In: Economics
The economy is experiencing a short-run recession (low levels of output and high rates of unemployment). You are the chief economic advisor of the federal government. In each of the following two cases, propose a concrete example of policy that the government can implement to boost the economy. Be specific on how each policy would affect output, unemployment, and price level using the AD-AS model.
1. Assume that you are from the Keynesian (mainstream) school of thought.

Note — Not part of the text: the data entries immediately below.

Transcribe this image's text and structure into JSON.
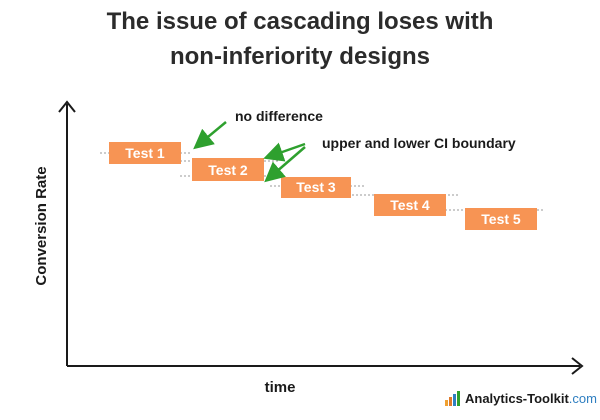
{
  "title": {
    "line1": "The issue of cascading loses with",
    "line2": "non-inferiority designs"
  },
  "axes": {
    "y_label": "Conversion Rate",
    "x_label": "time"
  },
  "tests": [
    {
      "label": "Test 1"
    },
    {
      "label": "Test 2"
    },
    {
      "label": "Test 3"
    },
    {
      "label": "Test 4"
    },
    {
      "label": "Test 5"
    }
  ],
  "annotations": {
    "no_difference": "no difference",
    "ci_boundary": "upper and lower CI boundary"
  },
  "logo": {
    "name": "Analytics-Toolkit",
    "tld": ".com",
    "icon": "bar-chart-icon"
  },
  "colors": {
    "box": "#f79454",
    "arrow": "#2ea02e",
    "axis": "#1a1a1a",
    "logo_accent": "#2f7fc1"
  }
}
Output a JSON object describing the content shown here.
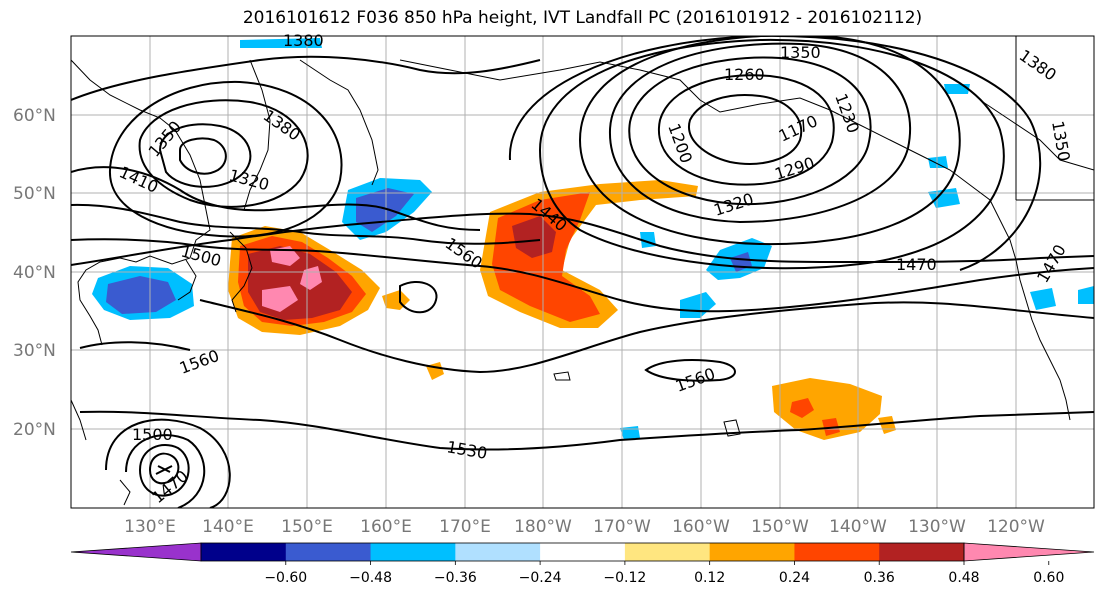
{
  "title": "2016101612 F036 850 hPa height, IVT Landfall PC (2016101912 - 2016102112)",
  "lat_labels": [
    "60°N",
    "50°N",
    "40°N",
    "30°N",
    "20°N"
  ],
  "lon_labels": [
    "130°E",
    "140°E",
    "150°E",
    "160°E",
    "170°E",
    "180°W",
    "170°W",
    "160°W",
    "150°W",
    "140°W",
    "130°W",
    "120°W"
  ],
  "contour_labels": [
    "1380",
    "1350",
    "1260",
    "1230",
    "1170",
    "1290",
    "1350",
    "1380",
    "1200",
    "1320",
    "1350",
    "1380",
    "1320",
    "1410",
    "1440",
    "1500",
    "1560",
    "1470",
    "1560",
    "1560",
    "1500",
    "1530",
    "1470",
    "1470"
  ],
  "colorbar": {
    "ticks": [
      "−0.60",
      "−0.48",
      "−0.36",
      "−0.24",
      "−0.12",
      "0.12",
      "0.24",
      "0.36",
      "0.48",
      "0.60"
    ],
    "colors": [
      "#9932cc",
      "#00008b",
      "#3a5bd0",
      "#00bfff",
      "#b0e0ff",
      "#ffffff",
      "#ffe680",
      "#ffa500",
      "#ff4500",
      "#b22222",
      "#ff88b0"
    ]
  }
}
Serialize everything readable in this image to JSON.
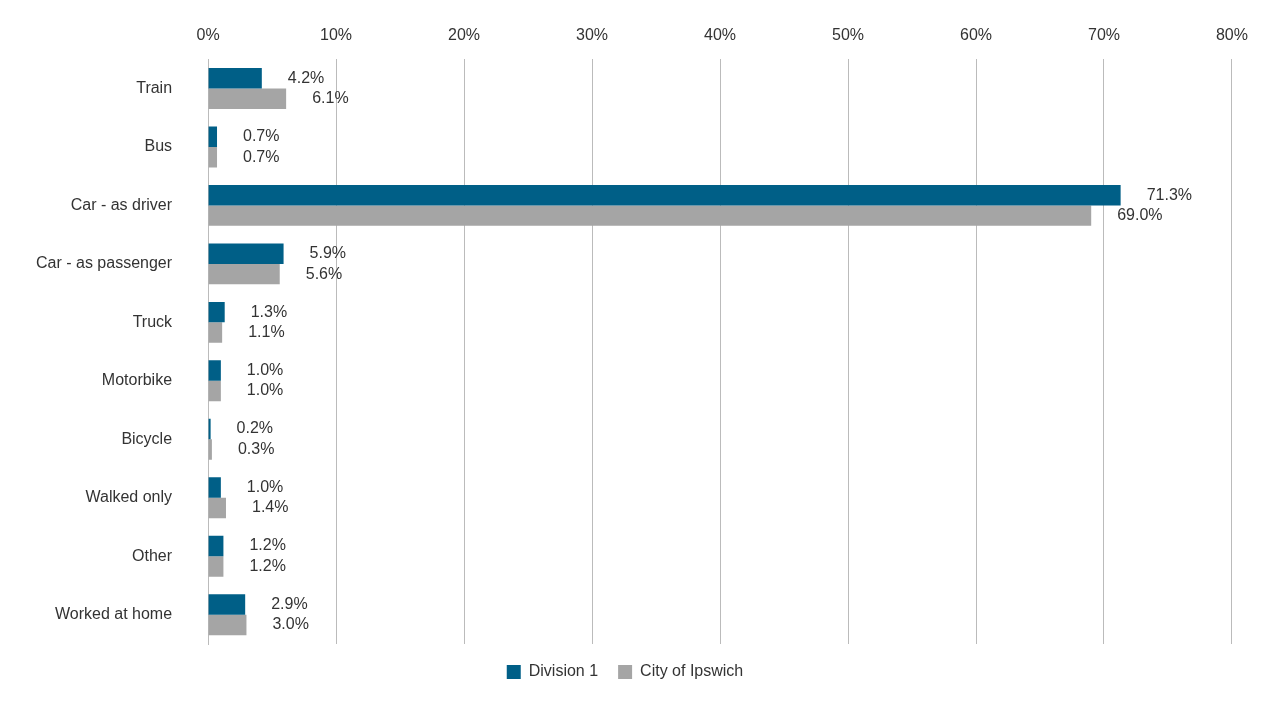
{
  "chart_data": {
    "type": "bar",
    "orientation": "horizontal",
    "categories": [
      "Train",
      "Bus",
      "Car - as driver",
      "Car - as passenger",
      "Truck",
      "Motorbike",
      "Bicycle",
      "Walked only",
      "Other",
      "Worked at home"
    ],
    "series": [
      {
        "name": "Division 1",
        "color": "#005f87",
        "values": [
          4.2,
          0.7,
          71.3,
          5.9,
          1.3,
          1.0,
          0.2,
          1.0,
          1.2,
          2.9
        ],
        "value_labels": [
          "4.2%",
          "0.7%",
          "71.3%",
          "5.9%",
          "1.3%",
          "1.0%",
          "0.2%",
          "1.0%",
          "1.2%",
          "2.9%"
        ]
      },
      {
        "name": "City of Ipswich",
        "color": "#a5a5a5",
        "values": [
          6.1,
          0.7,
          69.0,
          5.6,
          1.1,
          1.0,
          0.3,
          1.4,
          1.2,
          3.0
        ],
        "value_labels": [
          "6.1%",
          "0.7%",
          "69.0%",
          "5.6%",
          "1.1%",
          "1.0%",
          "0.3%",
          "1.4%",
          "1.2%",
          "3.0%"
        ]
      }
    ],
    "xlim": [
      0,
      80
    ],
    "xticks": [
      {
        "value": 0,
        "label": "0%"
      },
      {
        "value": 10,
        "label": "10%"
      },
      {
        "value": 20,
        "label": "20%"
      },
      {
        "value": 30,
        "label": "30%"
      },
      {
        "value": 40,
        "label": "40%"
      },
      {
        "value": 50,
        "label": "50%"
      },
      {
        "value": 60,
        "label": "60%"
      },
      {
        "value": 70,
        "label": "70%"
      },
      {
        "value": 80,
        "label": "80%"
      }
    ],
    "grid": "x",
    "legend": "bottom"
  }
}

2. Assume that you adhere to the real business cycle view
Answer 1:
If the economy is in the recessionary gap, then from the perspective of Keynesian school of thought, the government should follow expansionary fiscal policy which involves increase in the level of government expenditure and decrease in the tax rate which will increase consumption and government expenditure in the economy and thus increase aggregate demand which will shift the AD curve rightwards leasing to increase in price level and output in the economy. As the level of output increases, demand for labor will increase in the labor market and this will lead to reduction in the level of unemployment in the economy. This can be depicted as:
Answer 2:
In the case of Classical/ real Business Cycle view, it is assumed that the economy self adjusts itself to the full employment level of output. During the recessionary gap, real wages fall because of increased unemployment in the economy which reduces cost of production in the economy. This reduction in cost will increase the level of aggregate supply in the economy shifting AS curve rightwards to AS' and at new equilibrium point E2, prices have decreased and economy is at the full employment level.